/ML4CT

Machine Learning for Counterterrorism.

Primary LanguageJupyter NotebookMIT LicenseMIT

Machine Learning for Counterterrorism

Purpose

In this project, we sought to analyze what factors lead terrorist attacks to succeed, as well as historical trends and patterns in the database of terrorist attacks.

Authors: Akhil Jalan, Paul Kim, Yakub Akhmenerov

{akhiljalan, luapkim, yakubakh} @berkeley.edu

Instructions

Installation Instructions

After cloning the repository to your machine, simply run the following commands from your terminal.

make env
source activate ct_env
make test
make run

Navigating the Repo

The notebook main.ipynb contains a summary and exposition of our work. We recommend you start there, and then branch out to whatever interests you. Each notebook is largely self-contained and does not depend on the others.

The notebooks counter_terrorism_random_forest.ipynb, counter_terrorism_lasso.ipynb, and counter_terrorism_neural_network.ipynb contain work for our random forest, LASSO regression, and neural network models respectively.
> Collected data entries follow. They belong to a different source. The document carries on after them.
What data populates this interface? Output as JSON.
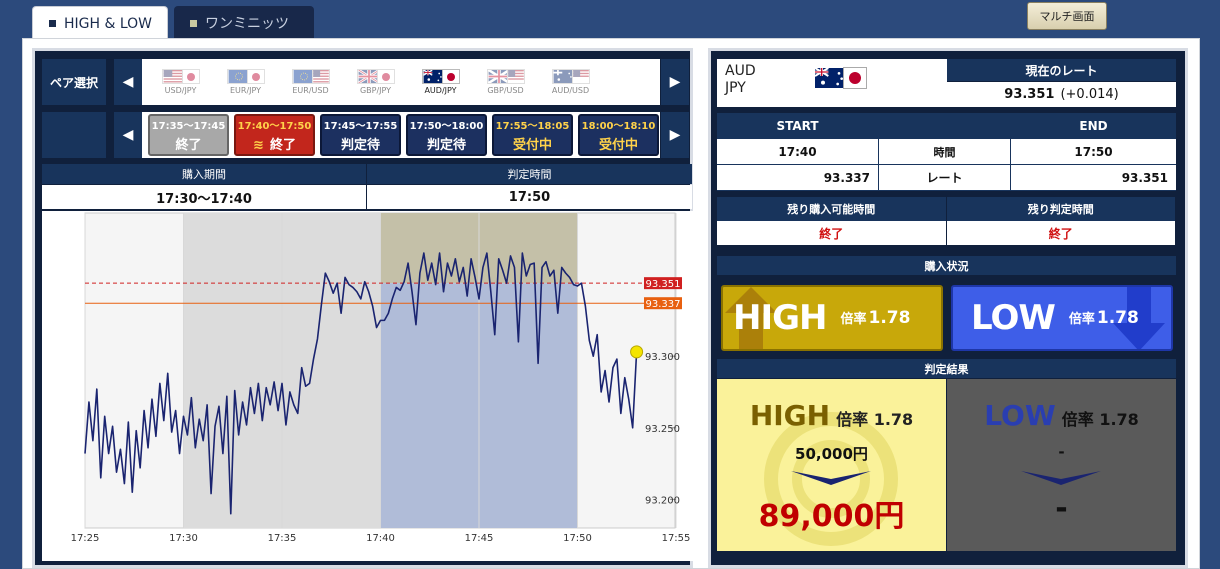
{
  "tabs": [
    {
      "label": "HIGH & LOW",
      "active": true
    },
    {
      "label": "ワンミニッツ",
      "active": false
    }
  ],
  "multi_screen_label": "マルチ画面",
  "pair_select": {
    "label": "ペア選択",
    "pairs": [
      {
        "label": "USD/JPY",
        "selected": false
      },
      {
        "label": "EUR/JPY",
        "selected": false
      },
      {
        "label": "EUR/USD",
        "selected": false
      },
      {
        "label": "GBP/JPY",
        "selected": false
      },
      {
        "label": "AUD/JPY",
        "selected": true
      },
      {
        "label": "GBP/USD",
        "selected": false
      },
      {
        "label": "AUD/USD",
        "selected": false
      }
    ]
  },
  "time_slots": [
    {
      "time": "17:35〜17:45",
      "status": "終了",
      "state": "closed"
    },
    {
      "time": "17:40〜17:50",
      "status": "終了",
      "state": "active"
    },
    {
      "time": "17:45〜17:55",
      "status": "判定待",
      "state": "judge"
    },
    {
      "time": "17:50〜18:00",
      "status": "判定待",
      "state": "judge"
    },
    {
      "time": "17:55〜18:05",
      "status": "受付中",
      "state": "recv"
    },
    {
      "time": "18:00〜18:10",
      "status": "受付中",
      "state": "recv"
    }
  ],
  "period": {
    "purchase_label": "購入期間",
    "purchase_value": "17:30〜17:40",
    "judge_label": "判定時間",
    "judge_value": "17:50"
  },
  "chart_data": {
    "type": "line",
    "x_tick_labels": [
      "17:25",
      "17:30",
      "17:35",
      "17:40",
      "17:45",
      "17:50",
      "17:55"
    ],
    "y_tick_labels": [
      "93.200",
      "93.250",
      "93.300"
    ],
    "ylim": [
      93.18,
      93.4
    ],
    "current_rate_label": "93.351",
    "strike_rate_label": "93.337",
    "current_rate": 93.351,
    "strike_rate": 93.337,
    "purchase_window": [
      "17:30",
      "17:40"
    ],
    "judge_window": [
      "17:40",
      "17:50"
    ],
    "colors": {
      "line": "#1a2470",
      "current": "#d02020",
      "strike": "#e86010",
      "purchase_bg": "#dcdcdc",
      "judge_top": "#c4c0a8",
      "judge_bottom": "#b0bcd8"
    },
    "series_minutes": [
      0.0,
      0.2,
      0.4,
      0.6,
      0.8,
      1.0,
      1.2,
      1.4,
      1.6,
      1.8,
      2.0,
      2.2,
      2.4,
      2.6,
      2.8,
      3.0,
      3.2,
      3.4,
      3.6,
      3.8,
      4.0,
      4.2,
      4.4,
      4.6,
      4.8,
      5.0,
      5.2,
      5.4,
      5.6,
      5.8,
      6.0,
      6.2,
      6.4,
      6.6,
      6.8,
      7.0,
      7.2,
      7.4,
      7.6,
      7.8,
      8.0,
      8.2,
      8.4,
      8.6,
      8.8,
      9.0,
      9.2,
      9.4,
      9.6,
      9.8,
      10.0,
      10.2,
      10.4,
      10.6,
      10.8,
      11.0,
      11.2,
      11.4,
      11.6,
      11.8,
      12.0,
      12.2,
      12.4,
      12.6,
      12.8,
      13.0,
      13.2,
      13.4,
      13.6,
      13.8,
      14.0,
      14.2,
      14.4,
      14.6,
      14.8,
      15.0,
      15.2,
      15.4,
      15.6,
      15.8,
      16.0,
      16.2,
      16.4,
      16.6,
      16.8,
      17.0,
      17.2,
      17.4,
      17.6,
      17.8,
      18.0,
      18.2,
      18.4,
      18.6,
      18.8,
      19.0,
      19.2,
      19.4,
      19.6,
      19.8,
      20.0,
      20.2,
      20.4,
      20.6,
      20.8,
      21.0,
      21.2,
      21.4,
      21.6,
      21.8,
      22.0,
      22.2,
      22.4,
      22.6,
      22.8,
      23.0,
      23.2,
      23.4,
      23.6,
      23.8,
      24.0,
      24.2,
      24.4,
      24.6,
      24.8,
      25.0,
      25.2,
      25.4,
      25.6,
      25.8,
      26.0,
      26.2,
      26.4,
      26.6,
      26.8,
      27.0,
      27.2,
      27.4,
      27.6,
      27.8,
      28.0
    ],
    "series_values": [
      93.232,
      93.268,
      93.241,
      93.277,
      93.215,
      93.258,
      93.232,
      93.251,
      93.219,
      93.235,
      93.211,
      93.254,
      93.205,
      93.248,
      93.222,
      93.262,
      93.236,
      93.27,
      93.244,
      93.281,
      93.255,
      93.288,
      93.247,
      93.262,
      93.232,
      93.258,
      93.245,
      93.271,
      93.236,
      93.256,
      93.241,
      93.266,
      93.204,
      93.251,
      93.265,
      93.232,
      93.272,
      93.19,
      93.276,
      93.245,
      93.268,
      93.252,
      93.278,
      93.26,
      93.281,
      93.255,
      93.278,
      93.266,
      93.282,
      93.262,
      93.281,
      93.252,
      93.275,
      93.266,
      93.26,
      93.292,
      93.279,
      93.281,
      93.298,
      93.312,
      93.336,
      93.358,
      93.352,
      93.344,
      93.351,
      93.33,
      93.355,
      93.35,
      93.348,
      93.345,
      93.34,
      93.352,
      93.345,
      93.335,
      93.32,
      93.325,
      93.325,
      93.33,
      93.34,
      93.348,
      93.346,
      93.352,
      93.365,
      93.345,
      93.322,
      93.358,
      93.372,
      93.353,
      93.365,
      93.35,
      93.372,
      93.345,
      93.365,
      93.356,
      93.368,
      93.352,
      93.362,
      93.342,
      93.368,
      93.355,
      93.34,
      93.362,
      93.372,
      93.345,
      93.315,
      93.368,
      93.36,
      93.351,
      93.37,
      93.362,
      93.31,
      93.372,
      93.356,
      93.364,
      93.365,
      93.295,
      93.362,
      93.366,
      93.356,
      93.36,
      93.33,
      93.362,
      93.358,
      93.355,
      93.35,
      93.349,
      93.351,
      93.335,
      93.311,
      93.3,
      93.315,
      93.275,
      93.29,
      93.268,
      93.292,
      93.298,
      93.26,
      93.285,
      93.27,
      93.25,
      93.303
    ]
  },
  "right": {
    "pair_code_line1": "AUD",
    "pair_code_line2": "JPY",
    "current_rate_label": "現在のレート",
    "current_rate": "93.351",
    "current_change": "(+0.014)",
    "start_label": "START",
    "end_label": "END",
    "time_label": "時間",
    "rate_label": "レート",
    "start_time": "17:40",
    "end_time": "17:50",
    "start_rate": "93.337",
    "end_rate": "93.351",
    "remain_buy_label": "残り購入可能時間",
    "remain_judge_label": "残り判定時間",
    "remain_buy_value": "終了",
    "remain_judge_value": "終了",
    "purchase_status_label": "購入状況",
    "high_label": "HIGH",
    "low_label": "LOW",
    "payout_prefix": "倍率",
    "payout_rate": "1.78",
    "result_label": "判定結果",
    "result_high_invest": "50,000円",
    "result_high_payout": "89,000円",
    "result_low_invest": "-",
    "result_low_payout": "-"
  }
}
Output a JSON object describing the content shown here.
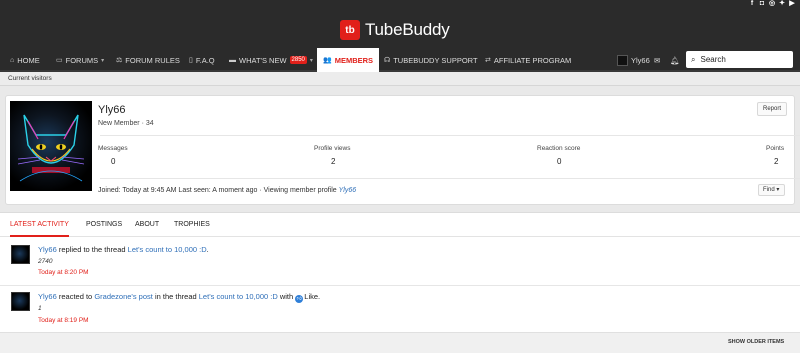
{
  "header": {
    "logo_mark": "tb",
    "logo_text": "TubeBuddy",
    "social_icons": [
      "facebook-icon",
      "discord-icon",
      "instagram-icon",
      "twitter-icon",
      "youtube-icon"
    ]
  },
  "nav": {
    "home": "HOME",
    "forums": "FORUMS",
    "forum_rules": "FORUM RULES",
    "faq": "F.A.Q",
    "whats_new": "WHAT'S NEW",
    "whats_new_badge": "2850",
    "members": "MEMBERS",
    "support": "TUBEBUDDY SUPPORT",
    "affiliate": "AFFILIATE PROGRAM",
    "username": "Yly66",
    "search_label": "Search"
  },
  "subnav": {
    "current_visitors": "Current visitors"
  },
  "profile": {
    "username": "Yly66",
    "title": "New Member · 34",
    "report_label": "Report",
    "find_label": "Find",
    "stats": [
      {
        "label": "Messages",
        "value": "0"
      },
      {
        "label": "Profile views",
        "value": "2"
      },
      {
        "label": "Reaction score",
        "value": "0"
      },
      {
        "label": "Points",
        "value": "2"
      }
    ],
    "joined_text": "Joined: Today at 9:45 AM   Last seen: A moment ago · Viewing member profile",
    "joined_link": "Yly66"
  },
  "tabs": [
    "LATEST ACTIVITY",
    "POSTINGS",
    "ABOUT",
    "TROPHIES"
  ],
  "activity": [
    {
      "user": "Yly66",
      "action": "replied to the thread",
      "thread": "Let's count to 10,000 :D",
      "trail": ".",
      "snippet": "2740",
      "time": "Today at 8:20 PM"
    },
    {
      "user": "Yly66",
      "action": "reacted to",
      "post_link": "Gradezone's post",
      "in_thread": "in the thread",
      "thread": "Let's count to 10,000 :D",
      "with_text": "with",
      "reaction": "Like.",
      "snippet": "1",
      "time": "Today at 8:19 PM"
    }
  ],
  "show_older": "SHOW OLDER ITEMS",
  "colors": {
    "accent": "#e1201a",
    "link": "#2f6fb8",
    "header_bg": "#2b2b2b"
  }
}
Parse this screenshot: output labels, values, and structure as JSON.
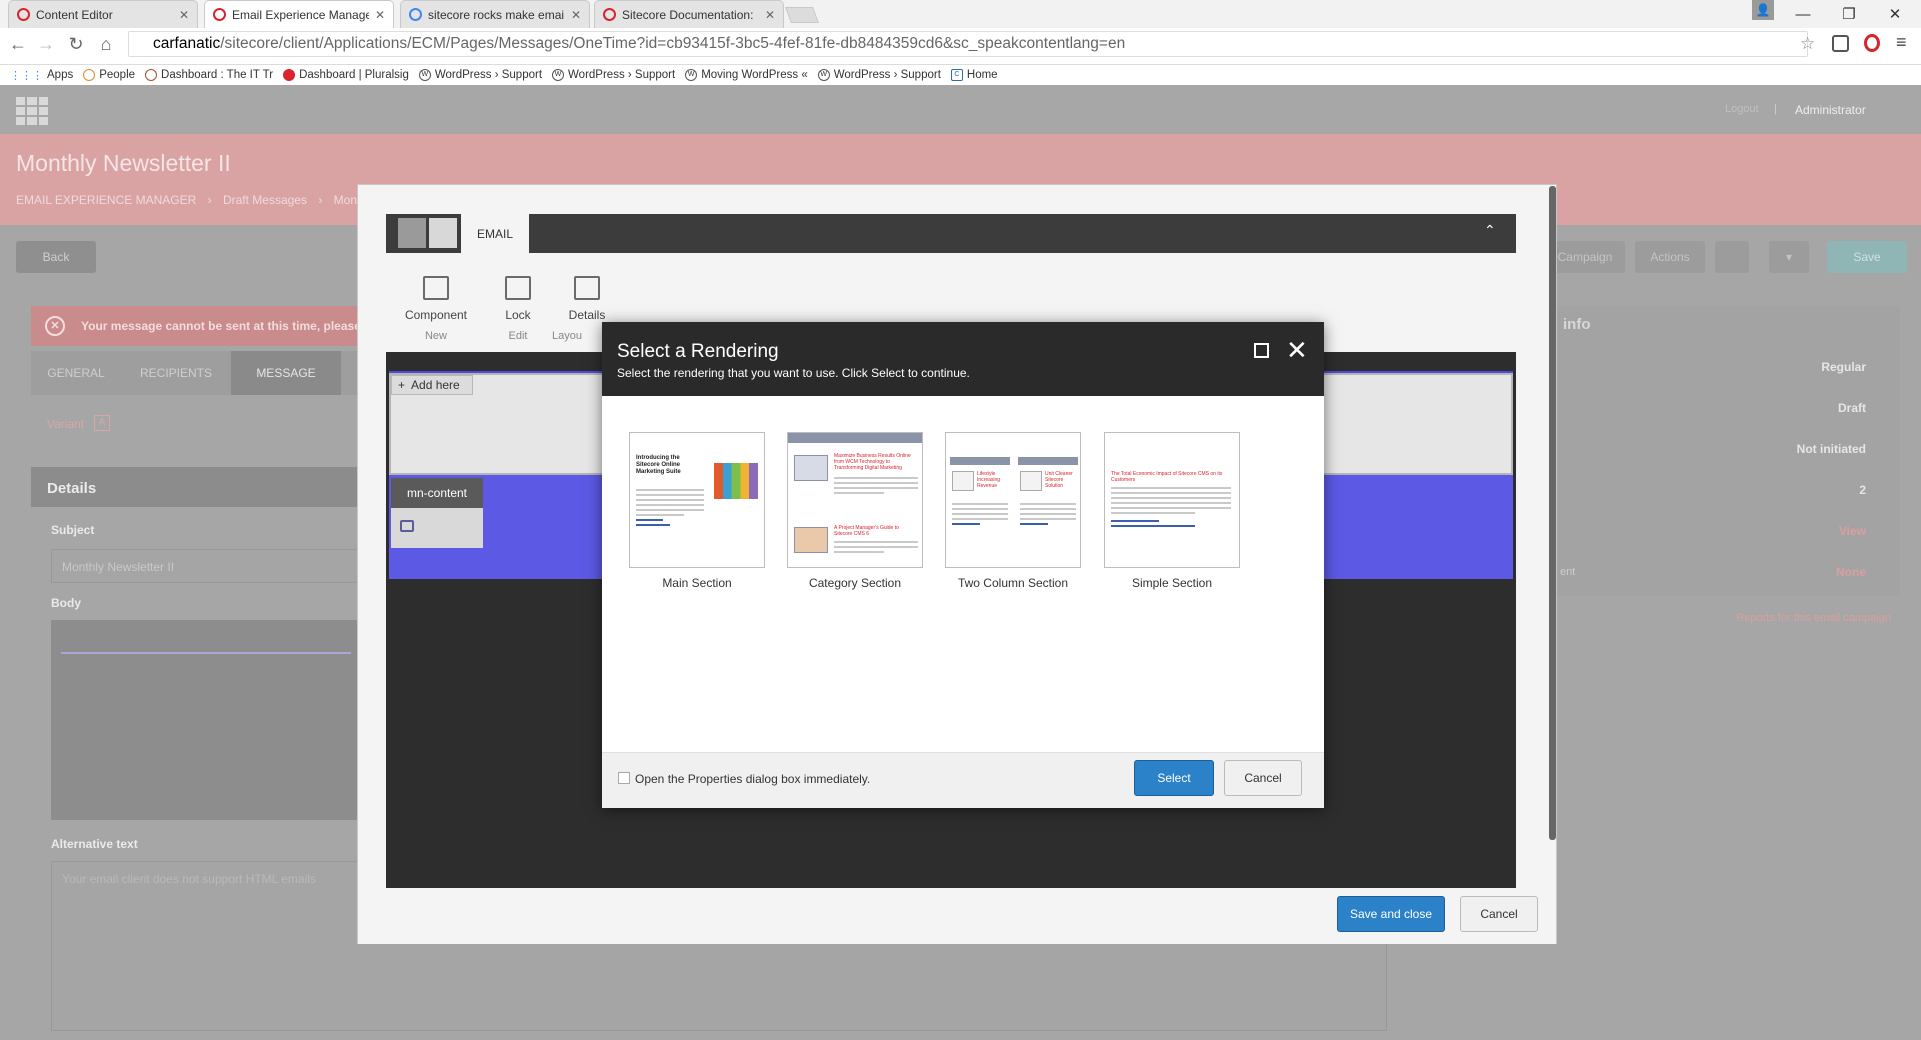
{
  "browser": {
    "tabs": [
      {
        "title": "Content Editor",
        "active": false
      },
      {
        "title": "Email Experience Manage",
        "active": true
      },
      {
        "title": "sitecore rocks make emai",
        "active": false
      },
      {
        "title": "Sitecore Documentation: ",
        "active": false
      }
    ],
    "url_host": "carfanatic",
    "url_path": "/sitecore/client/Applications/ECM/Pages/Messages/OneTime?id=cb93415f-3bc5-4fef-81fe-db8484359cd6&sc_speakcontentlang=en",
    "bookmarks": [
      "Apps",
      "People",
      "Dashboard : The IT Tr",
      "Dashboard | Pluralsig",
      "WordPress › Support",
      "WordPress › Support",
      "Moving WordPress «",
      "WordPress › Support",
      "Home"
    ]
  },
  "topbar": {
    "logout": "Logout",
    "separator": "|",
    "user": "Administrator"
  },
  "header": {
    "title": "Monthly Newsletter II",
    "breadcrumb": [
      "EMAIL EXPERIENCE MANAGER",
      "Draft Messages",
      "Mon"
    ]
  },
  "actions": {
    "back": "Back",
    "campaign": "Campaign",
    "actions_label": "Actions",
    "save": "Save"
  },
  "error": {
    "text": "Your message cannot be sent at this time, please"
  },
  "steps": [
    "GENERAL",
    "RECIPIENTS",
    "MESSAGE"
  ],
  "variant": {
    "label": "Variant",
    "value": "A"
  },
  "details": {
    "heading": "Details",
    "subject_label": "Subject",
    "subject_value": "Monthly Newsletter II",
    "body_label": "Body",
    "alt_label": "Alternative text",
    "alt_placeholder": "Your email client does not support HTML emails"
  },
  "info_panel": {
    "heading": "info",
    "values": [
      "Regular",
      "Draft",
      "Not initiated",
      "2",
      "View",
      "None"
    ],
    "partial_label": "ent",
    "reports_link": "Reports for this email campaign"
  },
  "editor": {
    "ribbon_tab": "EMAIL",
    "buttons": [
      {
        "label": "Component",
        "group": "New",
        "icon": "component-icon"
      },
      {
        "label": "Lock",
        "group": "Edit",
        "icon": "lock-icon"
      },
      {
        "label": "Details",
        "group": "Layou",
        "icon": "details-icon"
      }
    ],
    "add_here": "Add here",
    "mn_content": "mn-content",
    "save_close": "Save and close",
    "cancel": "Cancel"
  },
  "dialog": {
    "title": "Select a Rendering",
    "subtitle": "Select the rendering that you want to use. Click Select to continue.",
    "renderings": [
      {
        "name": "Main Section",
        "thumb_title": "Introducing the Sitecore Online Marketing Suite"
      },
      {
        "name": "Category Section",
        "thumb_title": "Maximize Business Results Online from WCM Technology to Transforming Digital Marketing",
        "thumb_title2": "A Project Manager's Guide to Sitecore CMS 6"
      },
      {
        "name": "Two Column Section",
        "thumb_title": "Lifestyle Increasing Revenue",
        "thumb_title2": "Unit Cleaner Sitecore Solution"
      },
      {
        "name": "Simple Section",
        "thumb_title": "The Total Economic Impact of Sitecore CMS on its Customers"
      }
    ],
    "checkbox_label": "Open the Properties dialog box immediately.",
    "select": "Select",
    "cancel": "Cancel"
  },
  "colors": {
    "accent_blue": "#2b82c8",
    "band_blue": "#5c59e5",
    "header_red": "#d9a3a3"
  }
}
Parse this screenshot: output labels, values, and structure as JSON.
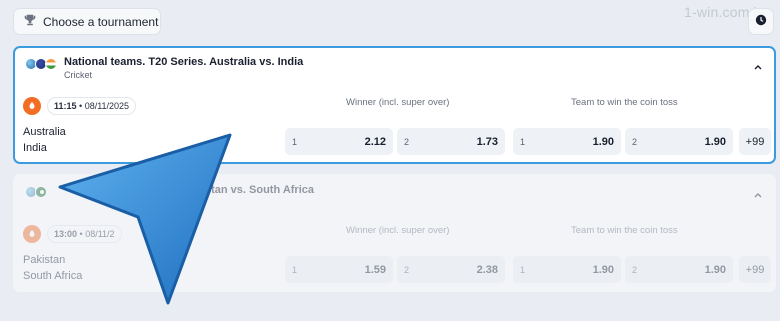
{
  "header": {
    "tournament_button": "Choose a tournament",
    "watermark": "1-win.com.in"
  },
  "events": [
    {
      "title": "National teams. T20 Series. Australia vs. India",
      "sport": "Cricket",
      "time": "11:15",
      "date": "08/11/2025",
      "team1": "Australia",
      "team2": "India",
      "market1": "Winner (incl. super over)",
      "market2": "Team to win the coin toss",
      "odds": [
        {
          "label": "1",
          "value": "2.12"
        },
        {
          "label": "2",
          "value": "1.73"
        },
        {
          "label": "1",
          "value": "1.90"
        },
        {
          "label": "2",
          "value": "1.90"
        }
      ],
      "more": "+99"
    },
    {
      "title": "stan vs. South Africa",
      "time": "13:00",
      "date": "08/11/2",
      "team1": "Pakistan",
      "team2": "South Africa",
      "market1": "Winner (incl. super over)",
      "market2": "Team to win the coin toss",
      "odds": [
        {
          "label": "1",
          "value": "1.59"
        },
        {
          "label": "2",
          "value": "2.38"
        },
        {
          "label": "1",
          "value": "1.90"
        },
        {
          "label": "2",
          "value": "1.90"
        }
      ],
      "more": "+99"
    }
  ],
  "colors": {
    "accent_border": "#3b9bde",
    "cursor_blue": "#2f86d6",
    "sport_icon": "#f46d25"
  },
  "icons": [
    "trophy-icon",
    "clock-icon",
    "chevron-up-icon",
    "cricket-icon",
    "pointer-cursor-icon"
  ]
}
The notebooks counter_terrorism_nb1.ipynb, counter_terrorism_nb2.ipynb, and counter_terrorism_nb3.ipynb contain exploratory analysis and data visualization. Not all of the visualizations were used in main.ipynb. The directory figures/ contains all of the visualizations we used in main.ipynb, and some that we didn't.

The file preprocess_functions.py contains some basic functions for loading and pre-processing the data, and similarly utils.py contains useful functions for the notebooks. Unit tests are in tests.py.

instructions.md is not relevant to users. It contains directions written for us by our GSI/professor.

The directory intermediate_results contains some intermediate data used across notebooks.

Dataset

We used a database of 170,350 terrorist attacks from 1970 to 2016 created by researchers at the University of Maryland.

The stored the data in the form of two CSV files in the data/ directory: globalterrorismdb_0617dist_1.csv and globalterrorismdb_0617dist_2.csv. The original dataset came as one large CSV file, but splitting it was necessary to upload to Github. Other than this split, we did not modify the contents of the CSV files.

Source

The database is maintained by researchers at the National Consortium for the Study of Terrorism and Responses to Terrorism (START), headquartered at the University of Maryland. For more details, see their website.

The data are also hosted on Kaggle.

Details

For convenience, we've copy-pasted information about the dataset from the Kaggle competition site. We highly recommend looking at the GTD Codebook for important details on data collection methodology, definitions, and coding schema.

Geography: Worldwide

Time period: 1970-2016, except 1993 (2017 in progress, publication expected June 2018)

Unit of analysis: Attack

Variables: >100 variables on location, tactics, perpetrators, targets, and outcomes

Sources: Unclassified media articles (Note: Please interpret changes over time with caution. Global patterns are driven by diverse trends in particular regions, and data collection is influenced by fluctuations in access to media coverage over both time and place.)

Definition of terrorism:

"The threatened or actual use of illegal force and violence by a non-state actor to attain a political, economic, religious, or social goal through fear, coercion, or intimidation."

Licensing

This work is under the MIT License.

Copyright (c) 2017 Reproducible and Collaborative Statistical Data Science

Permission is hereby granted, free of charge, to any person obtaining a copy of this software and associated documentation files (the "Software"), to deal in the Software without restriction, including without limitation the rights to use, copy, modify, merge, publish, distribute, sublicense, and/or sell copies of the Software, and to permit persons to whom the Software is furnished to do so, subject to the following conditions:

The above copyright notice and this permission notice shall be included in all copies or substantial portions of the Software.

THE SOFTWARE IS PROVIDED "AS IS", WITHOUT WARRANTY OF ANY KIND, EXPRESS OR IMPLIED, INCLUDING BUT NOT LIMITED TO THE WARRANTIES OF MERCHANTABILITY, FITNESS FOR A PARTICULAR PURPOSE AND NONINFRINGEMENT. IN NO EVENT SHALL THE AUTHORS OR COPYRIGHT HOLDERS BE LIABLE FOR ANY CLAIM, DAMAGES OR OTHER LIABILITY, WHETHER IN AN ACTION OF CONTRACT, TORT OR OTHERWISE, ARISING FROM, OUT OF OR IN CONNECTION WITH THE SOFTWARE OR THE USE OR OTHER DEALINGS IN THE SOFTWARE.

Acknowledgments

The authors would like to thank Professor Fernando Perez and our GSI Eli Ben-Michael for their support and guidance. We would also like to thank the START team at the University of Maryland for making this dataset freely available.